In 1951, after winning the Thunder Bay district championship, the Sioux Lookout Black Hawks hockey team from Pelican Lake Indian Residential School embarked on a whirlwind promotional tour through Ottawa and Toronto. They were accompanied by a professional photographer from the National Film Board who documented the experience. The tour was intended to demonstrate the success of the residential school system and introduce the Black Hawks to “civilizing” activities and the “benefits” of assimilating into Canadian society. For some of the boys, it was the beginning of a lifelong love of hockey; for others, it was an escape from the brutal living conditions and abuse at the residential school.
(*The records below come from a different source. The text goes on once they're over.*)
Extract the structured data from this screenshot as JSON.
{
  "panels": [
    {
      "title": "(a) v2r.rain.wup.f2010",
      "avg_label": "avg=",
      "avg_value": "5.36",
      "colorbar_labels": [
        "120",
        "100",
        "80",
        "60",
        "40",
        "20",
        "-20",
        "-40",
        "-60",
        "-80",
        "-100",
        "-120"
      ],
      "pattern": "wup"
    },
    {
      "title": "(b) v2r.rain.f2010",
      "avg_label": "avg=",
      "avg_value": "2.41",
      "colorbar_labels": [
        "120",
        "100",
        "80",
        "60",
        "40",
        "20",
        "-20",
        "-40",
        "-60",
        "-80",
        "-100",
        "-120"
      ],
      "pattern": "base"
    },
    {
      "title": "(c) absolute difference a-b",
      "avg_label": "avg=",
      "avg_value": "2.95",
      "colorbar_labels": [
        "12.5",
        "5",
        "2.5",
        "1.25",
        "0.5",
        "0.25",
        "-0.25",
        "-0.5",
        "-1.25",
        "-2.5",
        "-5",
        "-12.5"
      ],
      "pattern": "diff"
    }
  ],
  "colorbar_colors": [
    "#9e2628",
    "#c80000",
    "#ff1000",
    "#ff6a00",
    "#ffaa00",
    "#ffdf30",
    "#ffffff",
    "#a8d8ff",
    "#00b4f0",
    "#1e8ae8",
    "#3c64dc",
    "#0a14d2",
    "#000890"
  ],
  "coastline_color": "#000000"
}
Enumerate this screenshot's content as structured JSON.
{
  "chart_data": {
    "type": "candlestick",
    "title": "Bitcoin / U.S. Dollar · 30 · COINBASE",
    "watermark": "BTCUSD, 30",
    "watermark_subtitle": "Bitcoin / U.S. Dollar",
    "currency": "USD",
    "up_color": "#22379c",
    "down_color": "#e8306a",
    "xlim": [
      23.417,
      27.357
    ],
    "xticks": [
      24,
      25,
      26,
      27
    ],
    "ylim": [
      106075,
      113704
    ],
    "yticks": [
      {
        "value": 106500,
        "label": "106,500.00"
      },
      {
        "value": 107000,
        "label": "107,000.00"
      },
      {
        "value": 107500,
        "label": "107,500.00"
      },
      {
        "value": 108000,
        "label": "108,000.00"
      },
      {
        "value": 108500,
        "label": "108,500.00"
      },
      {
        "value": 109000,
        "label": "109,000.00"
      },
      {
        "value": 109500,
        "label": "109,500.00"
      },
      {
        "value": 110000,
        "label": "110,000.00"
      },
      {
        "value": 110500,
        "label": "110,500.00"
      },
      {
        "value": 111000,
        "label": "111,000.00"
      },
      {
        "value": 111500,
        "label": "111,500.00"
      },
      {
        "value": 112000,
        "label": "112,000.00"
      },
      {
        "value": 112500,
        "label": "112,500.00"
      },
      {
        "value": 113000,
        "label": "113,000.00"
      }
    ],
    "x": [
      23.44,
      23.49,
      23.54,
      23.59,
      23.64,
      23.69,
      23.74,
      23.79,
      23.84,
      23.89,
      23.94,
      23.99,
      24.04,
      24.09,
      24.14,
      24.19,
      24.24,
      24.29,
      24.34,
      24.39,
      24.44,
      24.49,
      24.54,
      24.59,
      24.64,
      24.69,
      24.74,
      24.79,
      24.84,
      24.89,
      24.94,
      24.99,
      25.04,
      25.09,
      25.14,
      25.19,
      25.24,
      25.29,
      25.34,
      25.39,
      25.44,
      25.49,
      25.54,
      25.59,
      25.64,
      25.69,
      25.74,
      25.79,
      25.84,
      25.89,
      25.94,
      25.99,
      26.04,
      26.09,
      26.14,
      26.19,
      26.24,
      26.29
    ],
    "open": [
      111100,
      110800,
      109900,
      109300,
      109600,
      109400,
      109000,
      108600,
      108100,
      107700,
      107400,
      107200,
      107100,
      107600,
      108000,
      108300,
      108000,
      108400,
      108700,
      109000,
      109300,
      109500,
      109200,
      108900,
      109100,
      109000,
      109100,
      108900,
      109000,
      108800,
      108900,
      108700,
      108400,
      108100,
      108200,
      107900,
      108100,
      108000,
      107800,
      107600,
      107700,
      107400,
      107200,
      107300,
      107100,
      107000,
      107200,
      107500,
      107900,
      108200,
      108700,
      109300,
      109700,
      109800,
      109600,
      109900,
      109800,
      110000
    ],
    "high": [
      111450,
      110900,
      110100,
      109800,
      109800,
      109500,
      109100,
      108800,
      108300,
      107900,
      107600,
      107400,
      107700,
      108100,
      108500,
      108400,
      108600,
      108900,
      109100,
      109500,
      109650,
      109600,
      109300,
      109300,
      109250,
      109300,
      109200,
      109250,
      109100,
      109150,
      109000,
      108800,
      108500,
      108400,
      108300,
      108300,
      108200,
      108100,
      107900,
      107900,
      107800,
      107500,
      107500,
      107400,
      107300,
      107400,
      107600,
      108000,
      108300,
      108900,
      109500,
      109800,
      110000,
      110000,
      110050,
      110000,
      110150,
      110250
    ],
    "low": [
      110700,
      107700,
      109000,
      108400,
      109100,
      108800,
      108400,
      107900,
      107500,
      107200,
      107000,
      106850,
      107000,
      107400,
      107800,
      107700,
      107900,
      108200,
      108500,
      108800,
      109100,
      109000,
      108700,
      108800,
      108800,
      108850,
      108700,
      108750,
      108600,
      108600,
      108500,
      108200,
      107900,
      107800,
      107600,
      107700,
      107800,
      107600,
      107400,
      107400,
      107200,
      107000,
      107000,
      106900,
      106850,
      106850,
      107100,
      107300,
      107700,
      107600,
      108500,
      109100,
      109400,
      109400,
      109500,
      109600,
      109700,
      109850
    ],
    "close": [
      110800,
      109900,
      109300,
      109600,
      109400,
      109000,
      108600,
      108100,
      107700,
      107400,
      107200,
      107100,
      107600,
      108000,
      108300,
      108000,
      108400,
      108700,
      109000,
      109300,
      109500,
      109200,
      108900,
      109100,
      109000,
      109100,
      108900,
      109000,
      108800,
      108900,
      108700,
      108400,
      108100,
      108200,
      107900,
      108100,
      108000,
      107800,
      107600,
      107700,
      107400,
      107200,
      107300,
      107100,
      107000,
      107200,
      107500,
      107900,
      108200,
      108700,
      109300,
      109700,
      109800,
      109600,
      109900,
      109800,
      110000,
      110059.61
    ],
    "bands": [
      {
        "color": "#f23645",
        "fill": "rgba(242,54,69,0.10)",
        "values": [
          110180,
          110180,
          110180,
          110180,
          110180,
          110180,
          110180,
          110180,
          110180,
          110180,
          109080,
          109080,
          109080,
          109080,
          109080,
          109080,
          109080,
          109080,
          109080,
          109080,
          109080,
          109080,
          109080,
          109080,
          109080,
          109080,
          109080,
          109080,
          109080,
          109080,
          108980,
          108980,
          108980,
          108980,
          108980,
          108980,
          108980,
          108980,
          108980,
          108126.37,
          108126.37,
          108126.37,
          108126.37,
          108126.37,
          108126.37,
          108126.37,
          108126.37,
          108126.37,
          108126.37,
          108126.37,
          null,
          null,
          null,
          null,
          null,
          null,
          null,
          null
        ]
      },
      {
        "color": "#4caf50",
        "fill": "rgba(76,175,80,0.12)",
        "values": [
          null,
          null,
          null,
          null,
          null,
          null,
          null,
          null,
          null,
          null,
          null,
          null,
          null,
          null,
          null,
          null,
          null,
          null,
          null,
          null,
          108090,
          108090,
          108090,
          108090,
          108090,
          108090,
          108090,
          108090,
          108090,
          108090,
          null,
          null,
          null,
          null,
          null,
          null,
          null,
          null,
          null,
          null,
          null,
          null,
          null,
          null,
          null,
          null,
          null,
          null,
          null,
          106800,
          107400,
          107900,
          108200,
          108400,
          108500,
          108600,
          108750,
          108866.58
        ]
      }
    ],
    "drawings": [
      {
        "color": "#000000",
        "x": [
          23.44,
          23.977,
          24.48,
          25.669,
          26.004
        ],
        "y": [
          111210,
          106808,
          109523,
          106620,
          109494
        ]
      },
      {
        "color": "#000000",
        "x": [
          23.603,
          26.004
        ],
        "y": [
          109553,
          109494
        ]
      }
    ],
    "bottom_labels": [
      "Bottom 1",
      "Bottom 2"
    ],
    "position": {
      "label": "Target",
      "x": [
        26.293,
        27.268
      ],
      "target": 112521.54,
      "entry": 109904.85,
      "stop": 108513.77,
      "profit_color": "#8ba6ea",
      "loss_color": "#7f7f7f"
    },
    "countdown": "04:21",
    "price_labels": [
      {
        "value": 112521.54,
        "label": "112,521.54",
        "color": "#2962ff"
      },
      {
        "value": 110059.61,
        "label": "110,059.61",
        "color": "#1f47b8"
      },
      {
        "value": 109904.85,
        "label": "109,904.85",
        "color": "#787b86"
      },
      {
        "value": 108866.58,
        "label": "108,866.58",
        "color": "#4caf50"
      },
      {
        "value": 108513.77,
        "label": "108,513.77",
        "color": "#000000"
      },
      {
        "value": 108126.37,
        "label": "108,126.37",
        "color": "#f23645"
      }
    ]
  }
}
In Beyond the Rink, Alexandra Giancarlo, Janice Forsyth, and Braden Te Hiwi collaborate with three surviving team members—Kelly Bull, Chris Cromarty, and David Wesley—to share the complex legacy behind the 1951 tour photos. This book reveals the complicated role of sports in residential school histories, commemorating the team’s stellar hockey record and athletic prowess while exposing important truths about “Canada’s Game” and how it shaped ideas about the nation. By considering their past, these Survivors imagine a better way forward not just for themselves, their families, and their communities, but for Canada as a whole.
Alexandra Giancarlo is a settler scholar and an Assistant Professor in the Faculty of Kinesiology at the University of Calgary, where she applies her broad social sciences training to socio-cultural studies of sport and physical activity. The bulk of her work comprises community-engaged research with residential school survivors and their families.
Janice Forsyth, member of the Fisher River Cree Nation, is a Professor of Indigenous Land-Based Physical Culture and Wellness in the Faculty of Education, School of Kinesiology, at the University of British Columbia. She is the author of Reclaiming Tom Longboat: Indigenous Self-Determination in Canadian Sport (2020).
Braden Te Hiwi is from Ngāti Tūkorehe and Ngāti Kauwhata, which are two communities from Te-Ika-a-Māui in Aotearoa (New Zealand). Currently he supports Māori language revitalization in Aotearoa and has previously published in the areas of Indigenous health, physical activity, and history in Canada.